母親のお腹から生み落とされ「よーい、どん」で人生のコースを走り出した瞬間は、ほぼみんな同じ。成長のスピードに多少の違いはあっても、若い頃は同じ年代の人たちがひとつのかたまりになってコースを走っています。ところが青年期頃から足並みが乱れ始め、老年期になると、もうバラバラです。どんな生活習慣を送ってきたか、何を食べてきたか、どんな病気をしたか、などさまざまな要因で見た目がどんどん変わってきます。
80歳をすぎているのに40〜50歳にしか見えない人もいれば、ゆうに90歳を超えているように見える70代の人もいます。同窓会の写真などを見ると、本当に全員同い年なのかと疑うほど、年のとり方には違いがあります。

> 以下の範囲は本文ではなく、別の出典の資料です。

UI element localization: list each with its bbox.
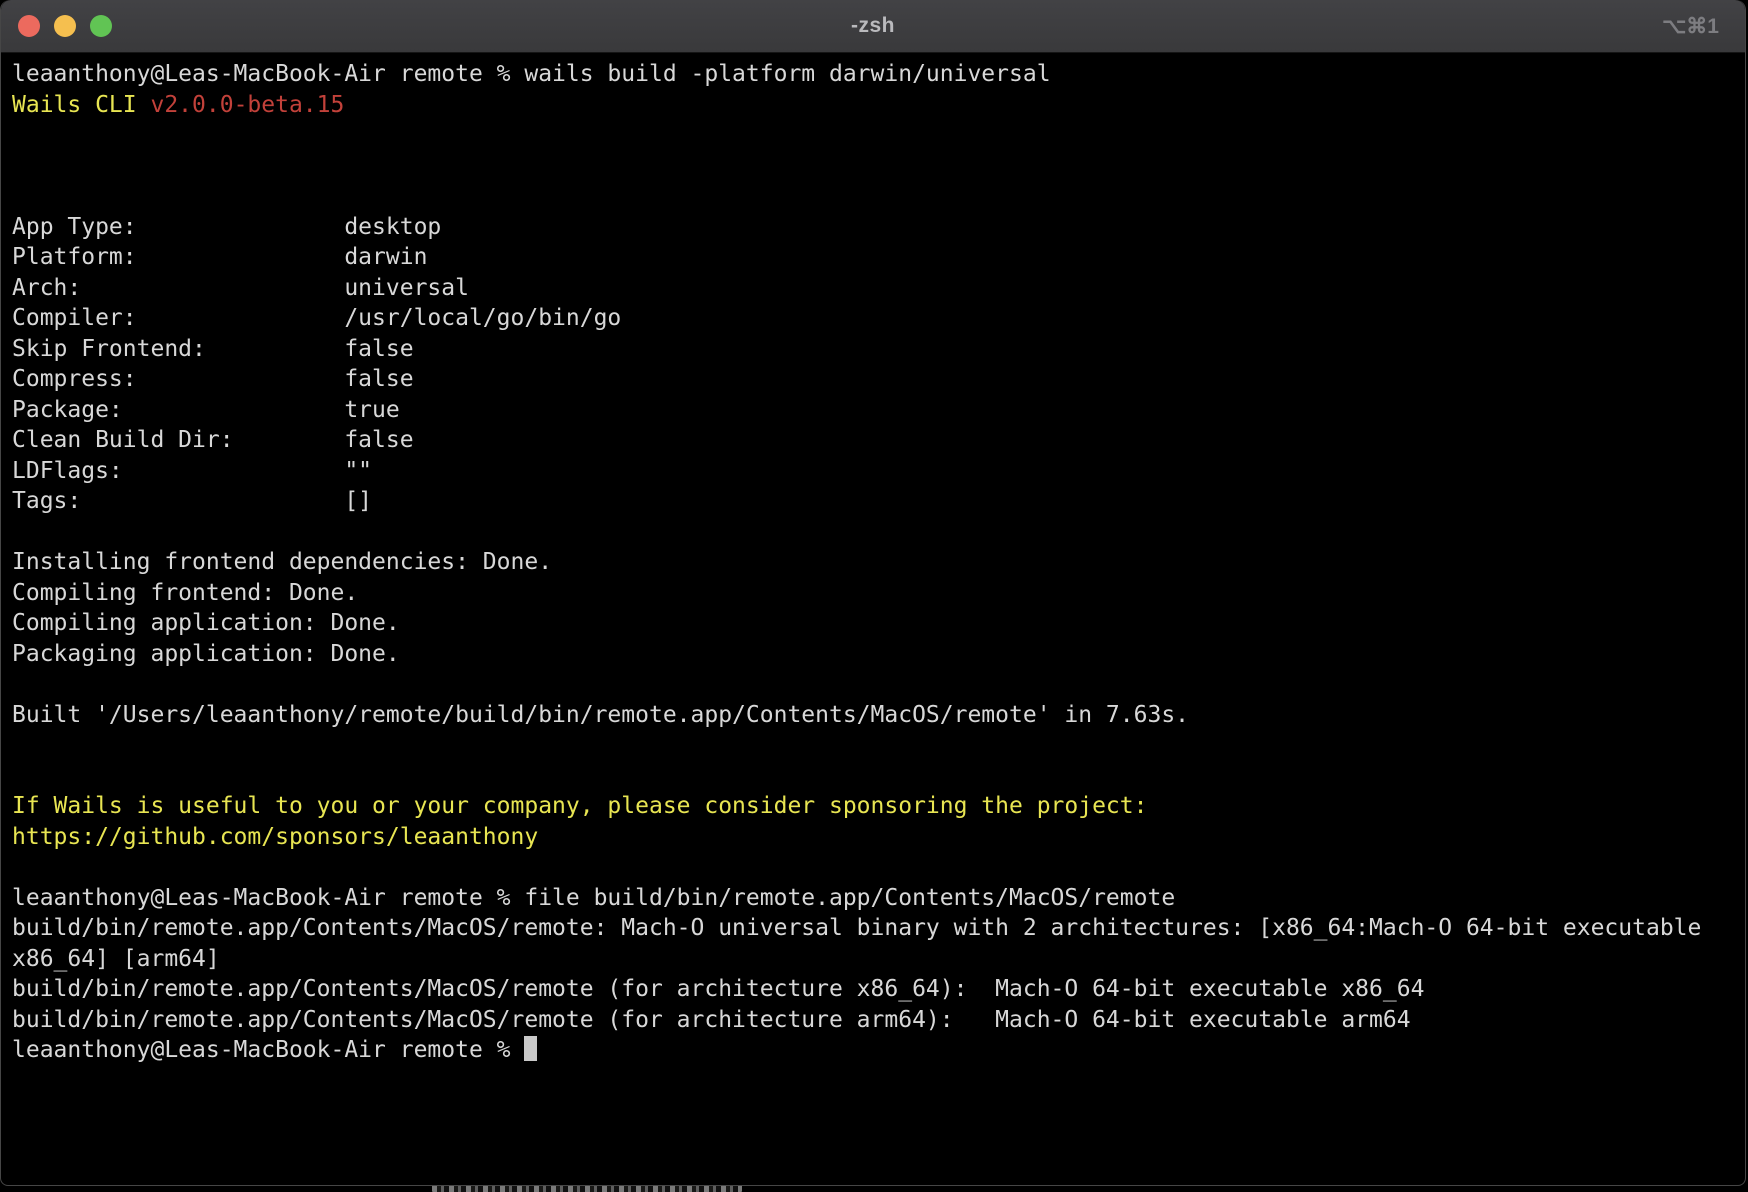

「年寄りが年相応に老けて何が悪いの」と言われそうですが、見た目はみなさんが想像する以上に重要です。第一印象で「若いな」と思った患者さんは、やっぱり健康で長生きするからです。パッと見て「若いな」と感じさせる高齢者は、やせて頰がこけて骨ばった人より、ぽっちゃりして肌にはりがある人。総じて明るくて前述した「小太り、ほがらか、おしゃべり」なタイプです。
亡くなるまでの10年間は寝たきりの人がほとんど
見た目の若さは偶然のように思えますが、じつは科学的な裏づけがあります。デンマークで行われたある研究によると、70歳をすぎた人の見た目年齢は、その人の寿命と関連していることがわかっています。同じ遺伝子をもつ一卵性双子でも、見た目が老けているほうが先に亡くなる確率が高かったのです。
ただ、長生きするだけで幸せかというと、そうでもない事実があります。日本は世界有数の長寿国です。男性の平均寿命は約81歳、女性は約87歳。いま70歳の女性なら、20年近くは人生を楽しむ時間が残されていることになります。
さて、もうひとつの寿命の統計を見てみましょう。「健康寿命」です。健康寿命とは、介護などを必要とせず、自立して日常生活が送れる期間のこと。統計的に見ると男性は約72歳、女性は約75歳で健康寿命が尽きてしまうのです(図表1)。
平均寿命と健康寿命の差は、男性では約9年、女性では約12年です。言い換えれば、日本人の大多数は、亡くなるまでのおよそ10年間は自立した生活が送れず、要介護や寝たきりで過ごしているということになります。いわば、日本の高齢者はラスト10年を介護や医療によって生かされている状態なのです。